Il est parti avec son grand-frère, les passeurs leur ont pris beaucoup d’argent. Voilà ce qu’il nous en a dit, toujours sous la forme d’une liste : il y a eu ça, et puis ça, et encore ça…
Son rire est communicatif, son humour me touche. Ses blagues sont souvent « limites », comme diraient mes collègues. J’en ai bien conscience et je ne m’autorise pas toujours à rire. Peut-être que cet humour rend les choses plus légères, moins dangereuses.

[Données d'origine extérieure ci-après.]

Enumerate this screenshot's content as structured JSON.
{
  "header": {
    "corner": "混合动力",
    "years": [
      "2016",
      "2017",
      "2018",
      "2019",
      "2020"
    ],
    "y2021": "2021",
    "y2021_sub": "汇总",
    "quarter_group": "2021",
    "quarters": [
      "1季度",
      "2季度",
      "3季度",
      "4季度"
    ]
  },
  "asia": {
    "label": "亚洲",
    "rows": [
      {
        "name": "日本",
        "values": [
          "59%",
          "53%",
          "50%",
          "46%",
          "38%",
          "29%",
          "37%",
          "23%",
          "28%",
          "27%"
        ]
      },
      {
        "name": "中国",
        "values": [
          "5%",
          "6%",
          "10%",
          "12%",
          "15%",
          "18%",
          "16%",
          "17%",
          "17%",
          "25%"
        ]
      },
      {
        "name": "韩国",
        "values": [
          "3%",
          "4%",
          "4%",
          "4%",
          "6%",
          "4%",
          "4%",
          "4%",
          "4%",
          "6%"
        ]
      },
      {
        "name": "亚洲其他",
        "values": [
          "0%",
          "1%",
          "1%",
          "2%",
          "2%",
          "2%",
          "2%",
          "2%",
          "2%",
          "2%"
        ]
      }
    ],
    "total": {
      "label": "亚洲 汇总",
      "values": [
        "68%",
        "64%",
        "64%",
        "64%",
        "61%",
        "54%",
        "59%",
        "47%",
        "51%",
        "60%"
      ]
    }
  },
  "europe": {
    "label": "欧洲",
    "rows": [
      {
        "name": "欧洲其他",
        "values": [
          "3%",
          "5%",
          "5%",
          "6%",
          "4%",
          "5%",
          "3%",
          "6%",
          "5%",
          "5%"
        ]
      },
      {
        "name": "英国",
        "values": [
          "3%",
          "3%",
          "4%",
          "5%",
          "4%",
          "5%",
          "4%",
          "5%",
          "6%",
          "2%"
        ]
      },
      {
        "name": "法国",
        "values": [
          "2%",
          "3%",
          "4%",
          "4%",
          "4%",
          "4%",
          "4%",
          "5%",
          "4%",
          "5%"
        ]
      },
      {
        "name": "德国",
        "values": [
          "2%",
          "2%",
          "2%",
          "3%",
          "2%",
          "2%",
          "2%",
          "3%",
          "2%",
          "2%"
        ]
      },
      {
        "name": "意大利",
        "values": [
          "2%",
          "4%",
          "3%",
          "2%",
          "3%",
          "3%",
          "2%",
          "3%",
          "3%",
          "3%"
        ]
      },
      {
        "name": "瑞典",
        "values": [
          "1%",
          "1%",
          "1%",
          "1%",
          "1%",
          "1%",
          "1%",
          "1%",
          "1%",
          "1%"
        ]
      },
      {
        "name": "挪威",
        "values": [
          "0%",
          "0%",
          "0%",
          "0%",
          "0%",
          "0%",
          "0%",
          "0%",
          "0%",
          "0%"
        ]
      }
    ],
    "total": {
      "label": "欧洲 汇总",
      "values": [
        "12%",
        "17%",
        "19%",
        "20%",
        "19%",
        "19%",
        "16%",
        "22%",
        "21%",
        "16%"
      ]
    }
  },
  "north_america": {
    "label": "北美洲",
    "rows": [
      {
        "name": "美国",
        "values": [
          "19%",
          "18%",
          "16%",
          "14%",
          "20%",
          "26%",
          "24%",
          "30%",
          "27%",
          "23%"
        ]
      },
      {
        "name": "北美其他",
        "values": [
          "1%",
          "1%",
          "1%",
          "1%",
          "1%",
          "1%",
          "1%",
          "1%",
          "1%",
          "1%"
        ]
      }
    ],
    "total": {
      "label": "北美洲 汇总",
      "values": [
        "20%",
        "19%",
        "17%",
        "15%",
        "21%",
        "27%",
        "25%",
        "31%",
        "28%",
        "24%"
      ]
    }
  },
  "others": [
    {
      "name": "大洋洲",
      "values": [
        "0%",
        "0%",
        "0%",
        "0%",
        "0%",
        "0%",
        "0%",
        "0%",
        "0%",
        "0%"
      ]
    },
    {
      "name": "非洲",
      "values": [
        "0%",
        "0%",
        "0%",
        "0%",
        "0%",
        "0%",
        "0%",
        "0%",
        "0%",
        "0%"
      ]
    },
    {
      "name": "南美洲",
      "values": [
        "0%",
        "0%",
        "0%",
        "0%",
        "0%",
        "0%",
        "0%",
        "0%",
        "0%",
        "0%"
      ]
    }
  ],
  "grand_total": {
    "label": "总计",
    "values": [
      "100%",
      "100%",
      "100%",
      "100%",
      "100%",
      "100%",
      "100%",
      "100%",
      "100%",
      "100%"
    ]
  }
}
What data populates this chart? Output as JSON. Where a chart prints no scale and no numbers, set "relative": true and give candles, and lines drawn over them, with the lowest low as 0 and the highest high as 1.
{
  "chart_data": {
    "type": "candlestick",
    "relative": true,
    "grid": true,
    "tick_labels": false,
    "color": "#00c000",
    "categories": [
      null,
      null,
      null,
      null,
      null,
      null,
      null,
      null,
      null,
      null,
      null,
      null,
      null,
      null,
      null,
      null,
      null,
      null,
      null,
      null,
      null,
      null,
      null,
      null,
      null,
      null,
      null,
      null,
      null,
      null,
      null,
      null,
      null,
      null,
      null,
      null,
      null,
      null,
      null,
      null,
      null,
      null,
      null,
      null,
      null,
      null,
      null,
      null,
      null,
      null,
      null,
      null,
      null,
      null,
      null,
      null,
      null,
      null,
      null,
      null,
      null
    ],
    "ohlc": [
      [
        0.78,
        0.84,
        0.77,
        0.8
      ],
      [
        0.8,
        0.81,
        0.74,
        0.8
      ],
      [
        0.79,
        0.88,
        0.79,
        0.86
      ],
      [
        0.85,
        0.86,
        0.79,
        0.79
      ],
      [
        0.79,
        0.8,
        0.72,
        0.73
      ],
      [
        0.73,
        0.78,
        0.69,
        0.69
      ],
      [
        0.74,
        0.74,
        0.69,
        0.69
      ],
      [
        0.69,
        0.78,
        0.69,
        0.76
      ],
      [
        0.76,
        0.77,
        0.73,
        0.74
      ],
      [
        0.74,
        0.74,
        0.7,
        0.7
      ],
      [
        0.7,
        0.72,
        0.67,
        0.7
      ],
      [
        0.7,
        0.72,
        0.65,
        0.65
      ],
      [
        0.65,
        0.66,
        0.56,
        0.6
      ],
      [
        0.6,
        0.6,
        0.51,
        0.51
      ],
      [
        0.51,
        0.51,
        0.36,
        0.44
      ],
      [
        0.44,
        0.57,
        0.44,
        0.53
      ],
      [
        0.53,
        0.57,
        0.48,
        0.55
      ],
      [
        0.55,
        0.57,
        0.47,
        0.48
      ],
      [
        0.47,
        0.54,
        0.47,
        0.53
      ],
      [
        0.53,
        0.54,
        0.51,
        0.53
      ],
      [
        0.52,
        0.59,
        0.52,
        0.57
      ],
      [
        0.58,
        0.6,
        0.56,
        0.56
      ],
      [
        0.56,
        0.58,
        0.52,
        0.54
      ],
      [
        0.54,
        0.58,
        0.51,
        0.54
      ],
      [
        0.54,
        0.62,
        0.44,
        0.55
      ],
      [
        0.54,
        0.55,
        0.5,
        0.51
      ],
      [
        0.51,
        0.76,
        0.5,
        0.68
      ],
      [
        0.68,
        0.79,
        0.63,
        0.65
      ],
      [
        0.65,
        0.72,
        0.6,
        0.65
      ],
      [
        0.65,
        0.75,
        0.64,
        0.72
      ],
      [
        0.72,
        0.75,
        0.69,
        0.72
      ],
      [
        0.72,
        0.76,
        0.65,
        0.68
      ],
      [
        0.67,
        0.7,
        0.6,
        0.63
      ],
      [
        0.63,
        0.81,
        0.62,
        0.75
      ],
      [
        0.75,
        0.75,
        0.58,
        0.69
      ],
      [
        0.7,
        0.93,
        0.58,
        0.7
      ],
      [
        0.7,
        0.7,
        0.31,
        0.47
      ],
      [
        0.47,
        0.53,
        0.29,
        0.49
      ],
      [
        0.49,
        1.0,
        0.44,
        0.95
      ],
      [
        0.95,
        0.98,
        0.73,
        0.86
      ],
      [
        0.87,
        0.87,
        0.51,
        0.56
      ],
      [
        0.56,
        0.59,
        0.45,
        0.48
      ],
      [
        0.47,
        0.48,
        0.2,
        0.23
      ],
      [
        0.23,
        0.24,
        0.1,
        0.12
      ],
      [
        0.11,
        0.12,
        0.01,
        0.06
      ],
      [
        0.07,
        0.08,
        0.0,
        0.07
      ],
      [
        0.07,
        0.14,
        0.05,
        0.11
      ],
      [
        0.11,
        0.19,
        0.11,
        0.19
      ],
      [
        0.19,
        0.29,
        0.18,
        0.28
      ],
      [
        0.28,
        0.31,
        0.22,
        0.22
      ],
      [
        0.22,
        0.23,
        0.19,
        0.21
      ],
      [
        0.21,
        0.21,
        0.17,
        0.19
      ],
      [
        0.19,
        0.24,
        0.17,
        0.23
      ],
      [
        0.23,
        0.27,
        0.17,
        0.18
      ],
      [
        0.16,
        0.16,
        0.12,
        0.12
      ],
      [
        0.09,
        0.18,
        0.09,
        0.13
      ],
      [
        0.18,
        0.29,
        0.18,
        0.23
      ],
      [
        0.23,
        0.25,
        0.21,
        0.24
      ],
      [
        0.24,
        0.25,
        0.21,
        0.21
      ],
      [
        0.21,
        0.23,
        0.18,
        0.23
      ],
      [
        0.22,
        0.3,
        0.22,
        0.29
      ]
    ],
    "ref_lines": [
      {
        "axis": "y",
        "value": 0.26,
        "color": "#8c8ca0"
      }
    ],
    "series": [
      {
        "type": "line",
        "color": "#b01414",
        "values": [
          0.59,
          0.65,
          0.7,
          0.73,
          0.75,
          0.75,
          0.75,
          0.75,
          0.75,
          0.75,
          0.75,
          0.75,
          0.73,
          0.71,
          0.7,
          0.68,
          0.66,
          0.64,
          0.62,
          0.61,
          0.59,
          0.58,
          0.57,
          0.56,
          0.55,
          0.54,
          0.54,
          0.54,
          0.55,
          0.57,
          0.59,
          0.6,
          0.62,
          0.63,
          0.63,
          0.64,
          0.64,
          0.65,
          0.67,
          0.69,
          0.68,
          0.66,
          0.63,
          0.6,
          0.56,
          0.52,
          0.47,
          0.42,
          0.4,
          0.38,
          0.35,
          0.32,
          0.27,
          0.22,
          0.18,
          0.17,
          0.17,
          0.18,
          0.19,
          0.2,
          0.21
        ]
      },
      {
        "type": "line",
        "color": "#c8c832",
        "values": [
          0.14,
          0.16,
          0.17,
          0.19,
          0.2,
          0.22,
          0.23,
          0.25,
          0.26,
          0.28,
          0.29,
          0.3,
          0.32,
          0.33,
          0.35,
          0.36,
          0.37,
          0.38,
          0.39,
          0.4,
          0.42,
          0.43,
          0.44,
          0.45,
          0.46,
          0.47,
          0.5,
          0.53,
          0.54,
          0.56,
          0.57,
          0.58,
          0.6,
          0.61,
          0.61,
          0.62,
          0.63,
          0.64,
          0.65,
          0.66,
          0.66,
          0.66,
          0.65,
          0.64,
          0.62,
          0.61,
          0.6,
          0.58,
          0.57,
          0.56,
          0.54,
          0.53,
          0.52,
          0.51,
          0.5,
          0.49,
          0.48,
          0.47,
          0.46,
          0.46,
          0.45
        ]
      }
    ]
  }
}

Lors d’un atelier d’arts plastiques ayant pour thème « un moment », Mamadou peint une grande étendue d’eau, et ses larmes s’y mélangent insidieusement. Il attrape les brosses comme des bouées et utilise les couteaux pour déchirer l’océan. Au fur et à mesure, son tableau s’obscurcit et le bleu azur laisse place à un bleu marine tempétueux. Il finit par laisser de côté ses outils et peint avec les doigts. J’ai l’impression d’un dialogue avec la toile, que je n’ose pas interrompre. Sur son tableau, au loin, une silhouette.
Mamadou est seul avec « son moment ». Puis il redresse la tête, me regarde, ses yeux sont encore rougis par les larmes, son visage souriant…
« C’est quand tu as traversé ?
– Oui, quand on a traversé, dans le bateau, il y a eu une bagarre. Mon frère, un autre gars et moi, on est tombés à l’eau. L’autre gars a coulé, je ne sais pas pourquoi. La mer était déchaînée, enfin je crois.
– Et ton frère et toi ?
– Mon frère est mort d’avoir été désiré !
– Pardon ?
– Oui, quand je suis né, mon père ne me voulait pas, ma mère avait été violée, enfin je crois. Mon père m’a emmené au bord de l’eau et m’a noyé. Non, vraiment, c’est ma tante qui l’a vu faire et l’a poussé pour me donner de l’air. Après être tombé à l’eau, mon frère a paniqué, il n’a pas voulu de ma main ! Moi, je n’ai pas eu peur. De quoi j’aurais pu avoir peur, je m’étais déjà noyé ! Merci papa !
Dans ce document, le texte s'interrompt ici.